Her shriek alarmed another classmate across the street, a fellow newly licensed to operate a motor vehicle, at precisely the moment when he turned the key in the ignition of his own father’s new Lincoln Continental. He fumbled and knocked the electronic transmission arm into Reverse, and with his foot pressed against the accelerator, the vehicle shot backwards down the driveway to shear the top off a curbside fire hydrant.
The ensuing geyser of water knocked the sock thief backwards onto his back in the wet grass, stunned and silent.
At that instant, the gentleman in the house next door to the sockless man had climbed the stairs he’d installed to his own roof after last summer’s Los Angeles race riot, and without a pause, he fired two warning shots from his shotgun into the sodden sky.
Now the Airedale bounded in the driveway and led the chorus of neighborhood dogs in a toneless operetta of canine excitement. Door after door swung open up and down the street, and out poured an army of husbands and wives, indignant and fearful, amused and laughing with hilarity in their variety. A high school party spilled out of a house fifty yards down, and teenagers came running, most unsure on their feet and holding beer or cocktails in their hands.

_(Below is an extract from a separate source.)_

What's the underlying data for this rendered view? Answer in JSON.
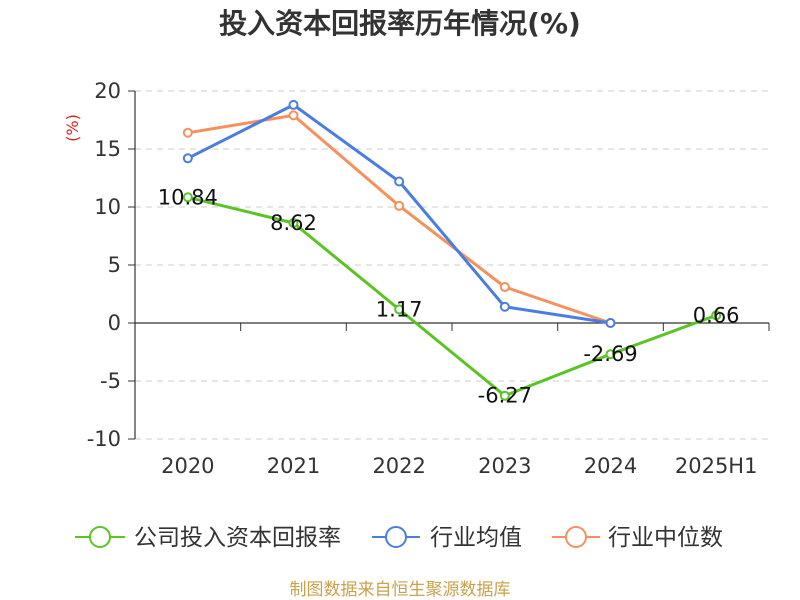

The man on his roof slipped and caught himself but his shotgun jumped from his hands and fired as it toppled over the eaves. A separate commotion arose at the other end, and then came unmistakable proof that the buckshot had blown off a stable door, freeing six geldings who ran in the trail along the street. Ambitious boys and imprudent fathers gave chase, and when the sockless father awakened from his slumber and lumbered as a former fullback outside, he swore many an pagan oath.
Many of the teenagers had produced firecrackers and not a few cherry bombs that they ignited in the cover of the thick mist, and howled like young timber wolves.
Not even twenty seconds yet had passed since the first teenager’s larceny, and now ambulances, police cars, fire engines and eventually a utilities truck jammed the quiet street while neighbors fulminated in their driveways. The would-be boomerang assassin knelt by his pal, slapping his face to revive him, errant horses galloped along Bastanchury Road and Valley View, and the sock victim’s wife fretted the loss of rustic neighborhood quiet.
Of course, the man’s bare foot was cold, and when he went inside with his wife, tears fell from her eyes and she mentioned the new house on Catalina she coveted, the one that would give her family more room.
“Buy the damned thing, Eunice,” her husband said. “I’m sick of this neighborhood and these wanton hoodlums!”
She went into the dining room and lifted the phone from its receiver, for it was not too late to call the real estate lady, who answered on the first ring and said, “Sure! Great! I’ll start the paperwork right now!”
Alone in her office, she poured herself a nip of bourbon to celebrate, pleased with her own ingenuity, for she was the one who had sent the man the resplendent red socks for Christmas.